2023-04-12T19:04:31| Materialization - NR of TRIPLES: 1000
2023-04-12T19:04:31| Materialization - Elapsed time to materialize: 13218 {ms}
2023-04-12T19:04:34| Materialization - NR of TRIPLES: 1000
2023-04-12T19:04:34| Materialization - Elapsed time to materialize: 2786 {ms}
2023-04-12T19:04:35| Materialization - NR of TRIPLES: 1000
2023-04-12T19:04:35| Materialization - Elapsed time to materialize: 1339 {ms}
2023-04-12T19:04:36| Materialization - NR of TRIPLES: 1000
2023-04-12T19:04:36| Materialization - Elapsed time to materialize: 1210 {ms}
2023-04-12T19:05:36| Materialization successfully exited
2023-04-12T19:05:36| Start loading triples
2023-04-12T19:05:37| Load finished 4 sources in 78ms (0.08 seconds). Triples added: 4,000, Average Rate: 51,282 tps.
It will load the RDF triples into the people
repository. You may display a few sample instances through Gruff:
Now let’s try to query all the information of 10 top-paid people:
agtool query --output-format table people - <<EOF
PREFIX : <http://example.org/>
SELECT ?person ?name ?gender ?salary {
?person a :Person ;
rdfs:label ?name ;
:gender ?gender ;
:salary ?salary .
}
ORDER BY DESC(?salary)
LIMIT 10
EOF
---------------------------------------------------
| person | name | gender | salary |
===================================================
| :3767538 | Shameka Mitcham | F | 135931 |
| :3767690 | Adelia Salters | F | 134145 |
| :3767101 | Eldora Welbeck | F | 134099 |
| :3767137 | Rosalie Challenger | F | 129091 |
| :3767409 | Hassie Sides | F | 127972 |
| :3767659 | Bridget Inwood | F | 126424 |
| :3767771 | Lovie Dorn | F | 124903 |
| :3767631 | Latoya Stogill | F | 120098 |
| :3766922 | Dot Murkus | F | 119509 |
| :3767736 | Ima Adnam | F | 119195 |
---------------------------------------------------
Query information:
time : output: 0.001829, overall: 0.045899, parse: 0.000000, plan: 0.020477, query: 0.005075, system: 0.000072, total: 0.027381, user: 0.042787
memory : consCells: 5829080, majorPageFaults: 0, maximumChunk: 5200000, maximumMap: 10131448, minorPageFaults: 2787
other : generation: 2, info: "bindings-set", rowCount: 10
Summary
This tutorial has shown AllegroGraph’s capability of creating a Semantic Layer for the Databricks lakehouse platform.

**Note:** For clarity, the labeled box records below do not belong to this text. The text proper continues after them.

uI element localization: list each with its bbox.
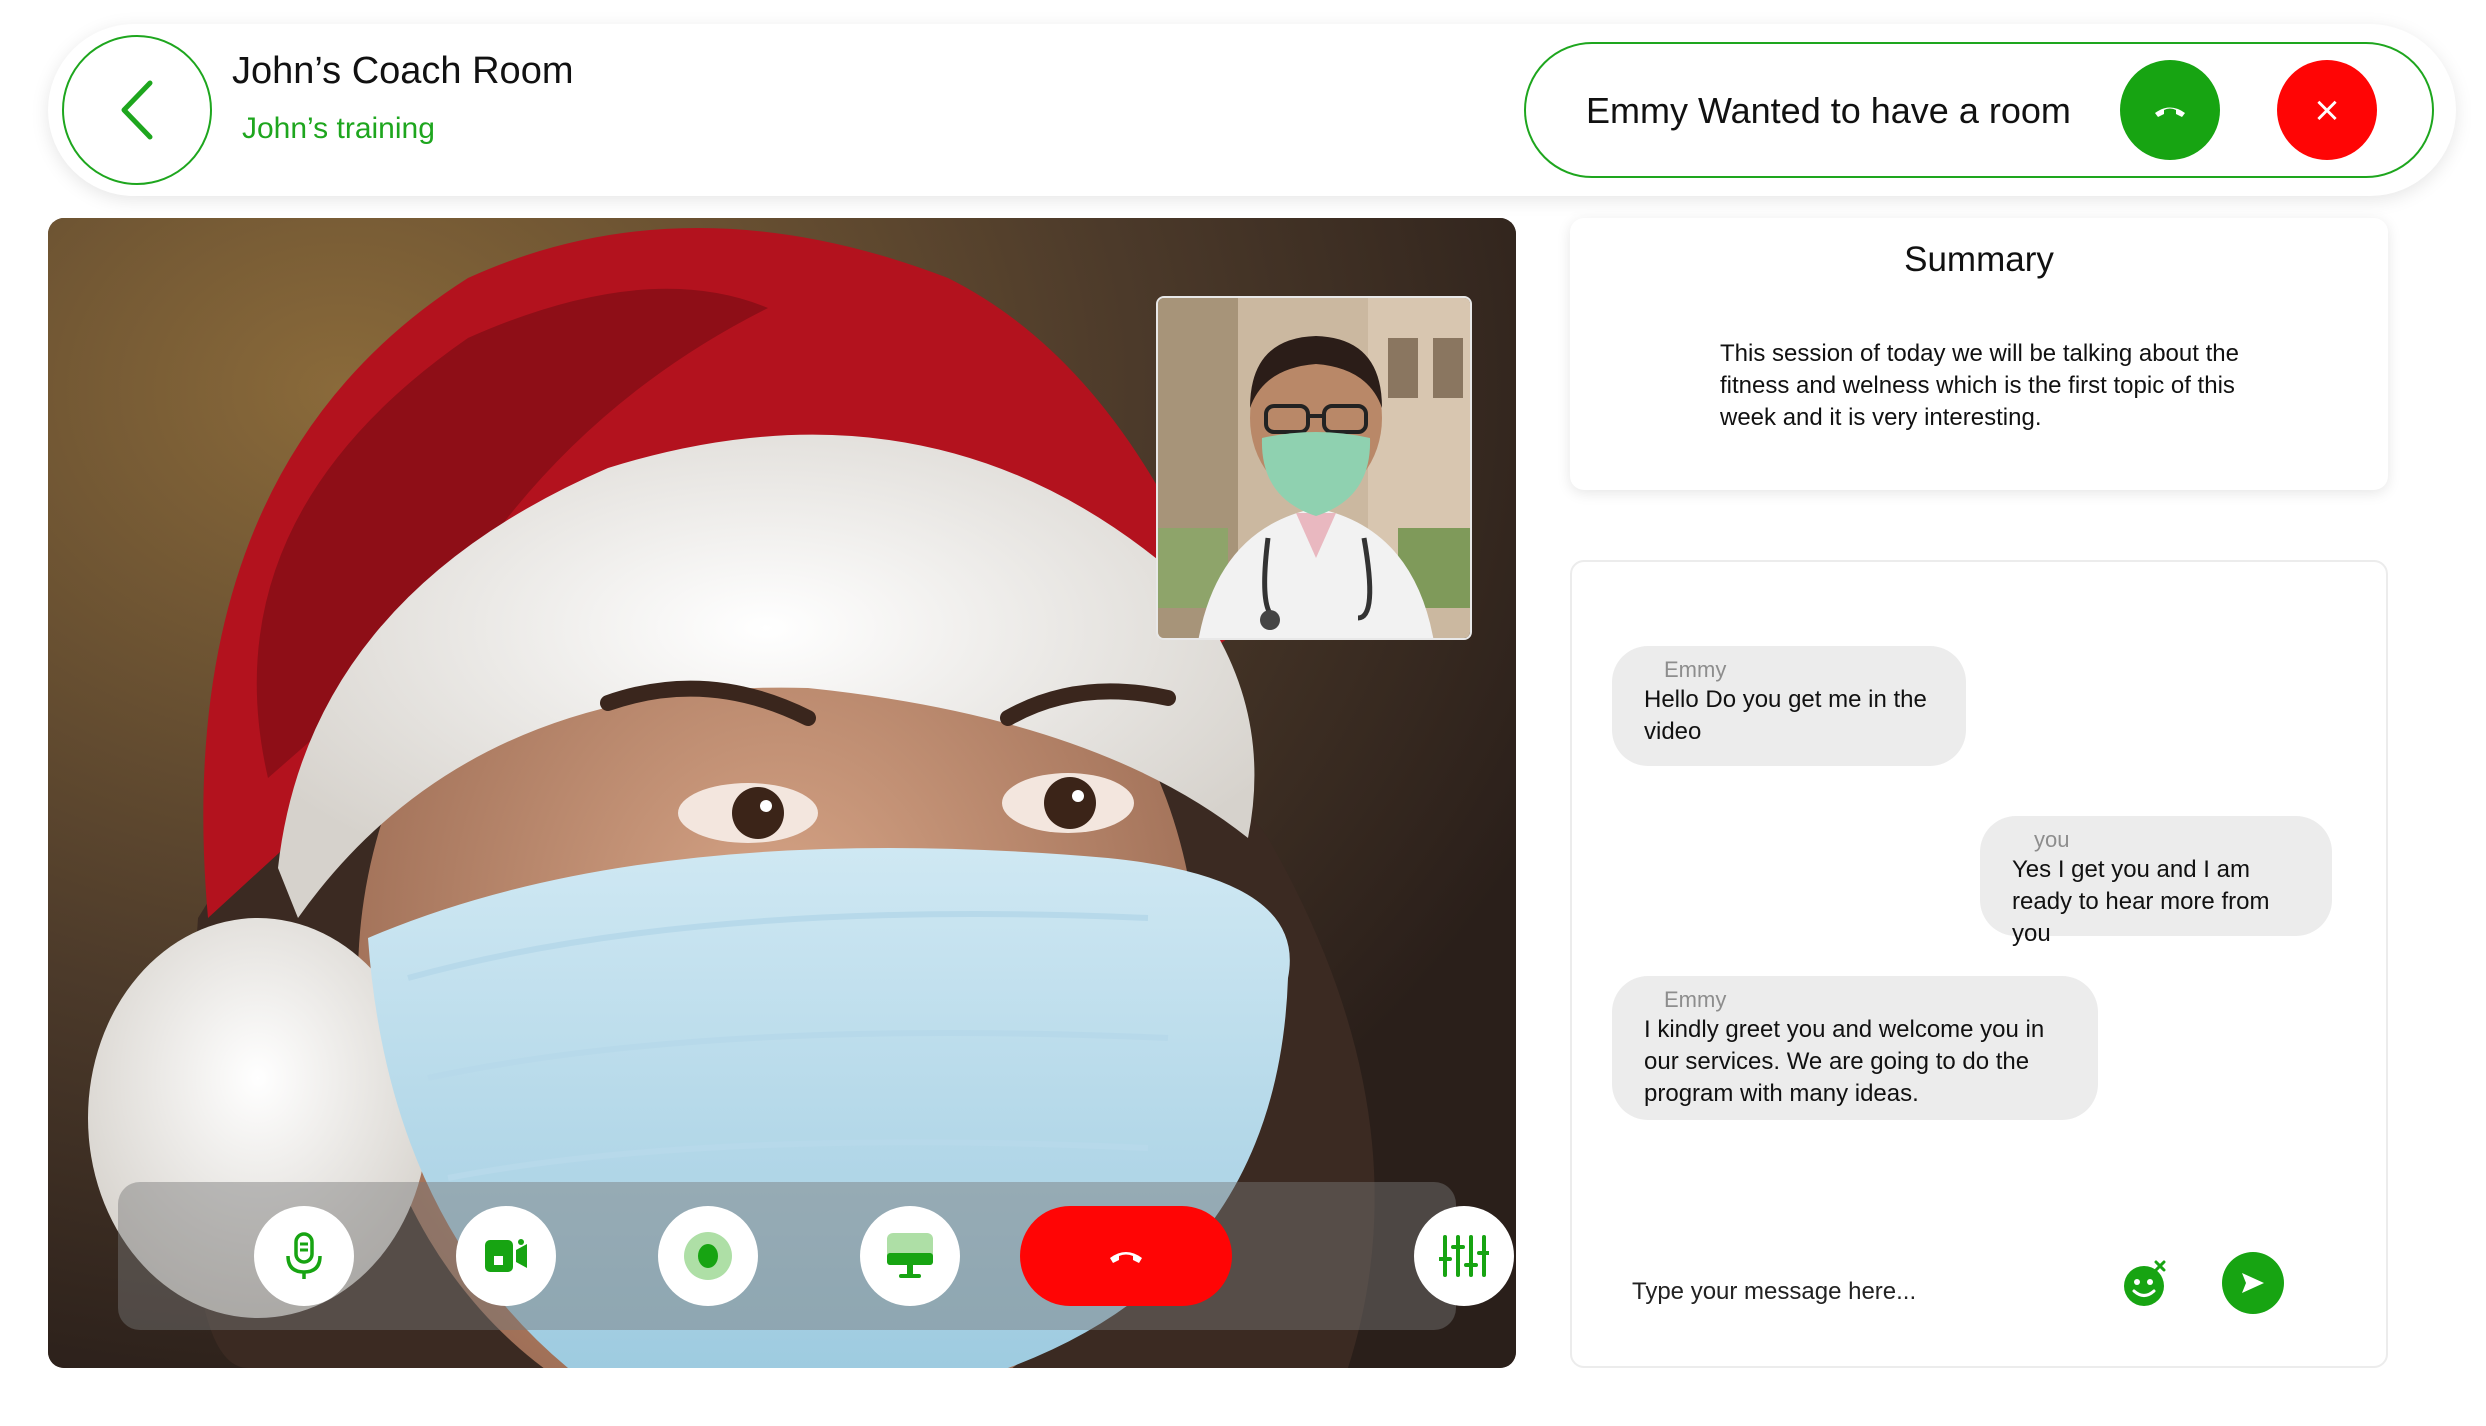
microphone-button[interactable] <box>254 1206 354 1306</box>
chat-message: Emmy I kindly greet you and welcome you … <box>1612 976 2098 1120</box>
self-view-video[interactable] <box>1156 296 1472 640</box>
header-bar: John’s Coach Room John’s training Emmy W… <box>48 24 2456 196</box>
room-subtitle: John’s training <box>242 112 435 145</box>
message-sender: Emmy <box>1664 987 1727 1012</box>
screen-share-button[interactable] <box>860 1206 960 1306</box>
message-sender: you <box>2034 827 2070 852</box>
summary-title: Summary <box>1904 240 2054 279</box>
main-video-feed <box>48 218 1516 1368</box>
screen-share-icon <box>887 1233 933 1278</box>
back-button[interactable] <box>62 35 212 185</box>
decline-call-button[interactable]: × <box>2277 60 2377 160</box>
chevron-left-icon <box>121 80 153 140</box>
chat-message: you Yes I get you and I am ready to hear… <box>1980 816 2332 947</box>
message-text: Yes I get you and I am ready to hear mor… <box>2012 856 2270 947</box>
record-icon <box>684 1232 732 1280</box>
chat-panel: Emmy Hello Do you get me in the video yo… <box>1570 560 2388 1368</box>
video-camera-icon <box>485 1239 527 1272</box>
doctor-participant-video <box>1158 298 1470 638</box>
message-text: Hello Do you get me in the video <box>1644 686 1927 745</box>
call-controls-bar <box>118 1182 1514 1330</box>
send-icon <box>2242 1273 2264 1293</box>
close-icon: × <box>2312 90 2342 130</box>
end-call-icon <box>1110 1252 1142 1263</box>
summary-text: This session of today we will be talking… <box>1720 340 2239 431</box>
accept-call-button[interactable] <box>2120 60 2220 160</box>
settings-sliders-icon <box>1439 1235 1489 1277</box>
end-call-button[interactable] <box>1020 1206 1232 1306</box>
phone-accept-icon <box>2155 107 2185 117</box>
message-input[interactable] <box>1632 1262 1992 1322</box>
send-button[interactable] <box>2222 1252 2284 1314</box>
message-sender: Emmy <box>1664 657 1727 682</box>
microphone-icon <box>286 1232 322 1279</box>
message-text: I kindly greet you and welcome you in ou… <box>1644 1016 2045 1107</box>
incoming-request-text: Emmy Wanted to have a room <box>1586 90 2071 131</box>
camera-button[interactable] <box>456 1206 556 1306</box>
chat-message: Emmy Hello Do you get me in the video <box>1612 646 1966 766</box>
incoming-room-request: Emmy Wanted to have a room × <box>1524 42 2434 178</box>
record-button[interactable] <box>658 1206 758 1306</box>
emoji-button[interactable] <box>2120 1258 2172 1310</box>
room-title: John’s Coach Room <box>232 50 574 92</box>
emoji-icon <box>2124 1260 2166 1306</box>
summary-panel: Summary This session of today we will be… <box>1570 218 2388 490</box>
settings-button[interactable] <box>1414 1206 1514 1306</box>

Adding a semantic layer, via AllegroGraph, ascribes business meaning to data so end users can better understand their data and associated metadata. A semantic layer provides a number of advantages in terms of Enterprise-wide data management. Users can define business concepts and connections which add meaning to their desired use-case. Some specific advantages of a semantic layer include: improved data integration, enhanced data accessibility, improved data governance, enhanced data quality, and enhanced data security.